The C. P. E. Bach Sonata, in the fiery prototype classical style from the generation before Haydn, was an adventure playground of rapid-response wit, astonishing changes of direction and harmonic and structural dislocation. Driver revelled in the sheer virtuosity of the writing and, like a juggler coping with any number of slippery bars of soap, he kept the whole highly-wrought creation airborne with incredible precision and an attractive, insouciant glee. This work was written ten years before Johann Sebastian’s death – no wonder the god of the high baroque was referred to as “old Bach”.


The element of fantasy continued in Schumann’s Symphonic Studies. Each study/variation (Driver choosing to exclude the posthumous sections) was saturated with character and an acute awareness of the piano’s tonal and technical possibilities, in the sort of processional style so beloved of Schumann and delivered by Driver with jaw-dropping security and gravitas. But what clinched his epic performance was the convulsive impact of the finale, in which practical virtuosity went hand-in-hand with visionary romanticism at its grandest. Driver was every bit as masterly in the more muted colours and layers of Debussy’s Images, the poise, breadth and quietly objective joy of ‘Cloches’ a long way from the barnstorming Schumann, but just as visionary.


In the early 1980s, when I was a student, to express a positive interest in the music of Gerald Finzi or York Bowen was akin to admitting to being a Thatcher supporter in Hampstead. Even further away from the rectitude of pure contemporary music was the Impromptu by Benjamin Dale (1885-1943), whose music had more than a toe in the rhapsodic style familiar from romantic British films of the period, with a few surprising hooks to reel you deeper in. Bowen’s Sonata (he and Dale were close friends) was in another league, though – passionate, virtuosic music, with a specific ear for the piano, and the style – Brahms, Liszt, Rachmaninov – thoroughly assimilated into an interesting and discernibly English voice, and played brilliantly.

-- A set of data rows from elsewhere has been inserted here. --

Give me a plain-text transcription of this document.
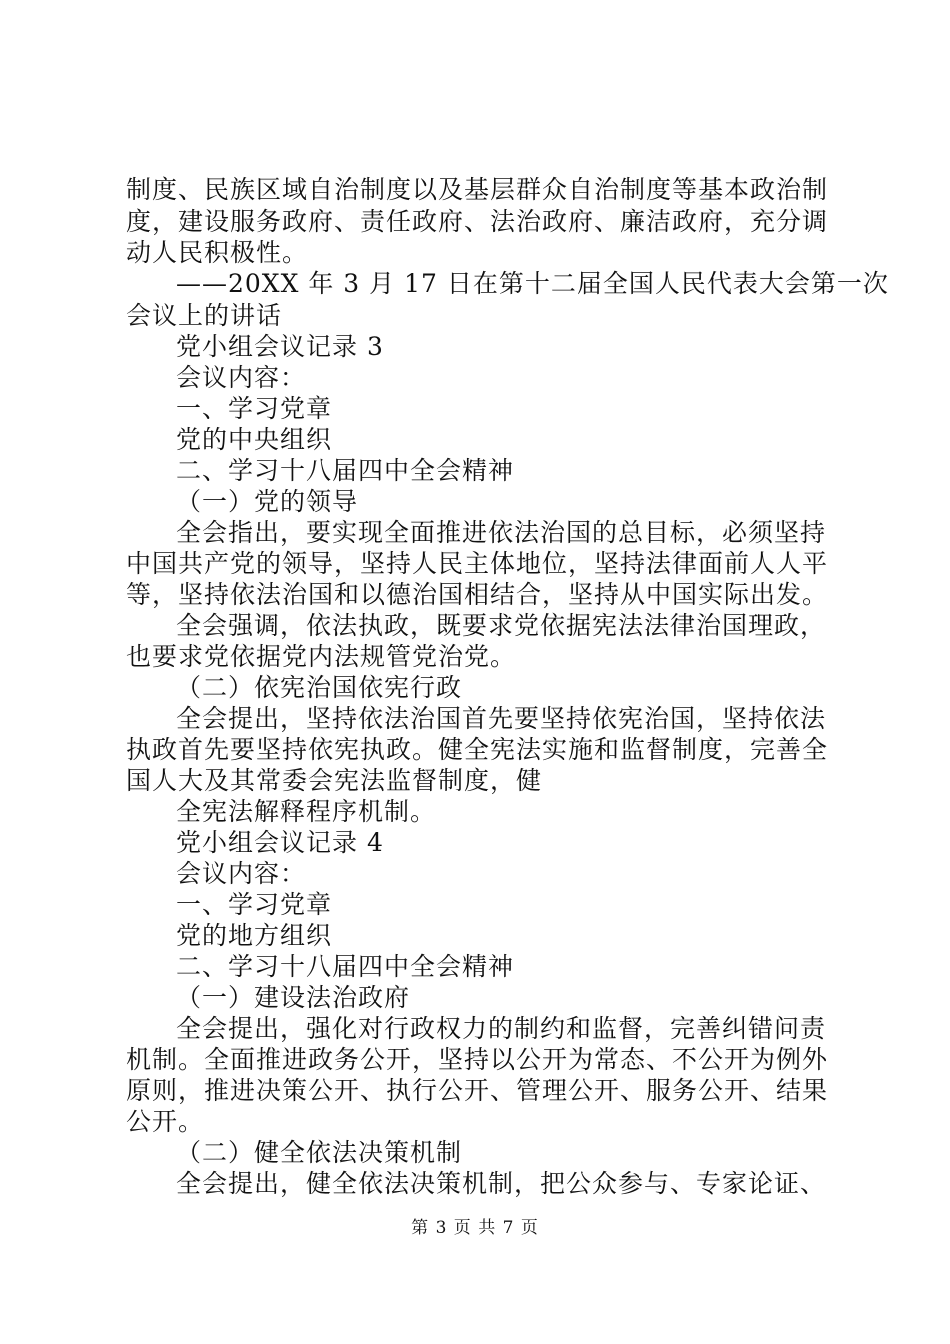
制度、民族区域自治制度以及基层群众自治制度等基本政治制
度，建设服务政府、责任政府、法治政府、廉洁政府，充分调
动人民积极性。
——20XX 年 3 月 17 日在第十二届全国人民代表大会第一次
会议上的讲话
党小组会议记录 3
会议内容：
一、学习党章
党的中央组织
二、学习十八届四中全会精神
（一）党的领导
全会指出，要实现全面推进依法治国的总目标，必须坚持
中国共产党的领导，坚持人民主体地位，坚持法律面前人人平
等，坚持依法治国和以德治国相结合，坚持从中国实际出发。
全会强调，依法执政，既要求党依据宪法法律治国理政，
也要求党依据党内法规管党治党。
（二）依宪治国依宪行政
全会提出，坚持依法治国首先要坚持依宪治国，坚持依法
执政首先要坚持依宪执政。健全宪法实施和监督制度，完善全
国人大及其常委会宪法监督制度，健
全宪法解释程序机制。
党小组会议记录 4
会议内容：
一、学习党章
党的地方组织
二、学习十八届四中全会精神
（一）建设法治政府
全会提出，强化对行政权力的制约和监督，完善纠错问责
机制。全面推进政务公开，坚持以公开为常态、不公开为例外
原则，推进决策公开、执行公开、管理公开、服务公开、结果
公开。
（二）健全依法决策机制
全会提出，健全依法决策机制，把公众参与、专家论证、
第 3 页 共 7 页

Driver’s performing style, while thoroughly virtuosic, is of emphasised control and with economy of means – no gesture is wasted; and to watch him play is to become instantly aware of a high intelligence and total connection with the music. It’s the sort of playing, finely balanced between analytical and emotional, that compels you to listen. I wonder if his encore, the first of Chopin’s Opus 25 Etudes, is a foretaste of things to come. I’d cross many roads to hear him play both sets.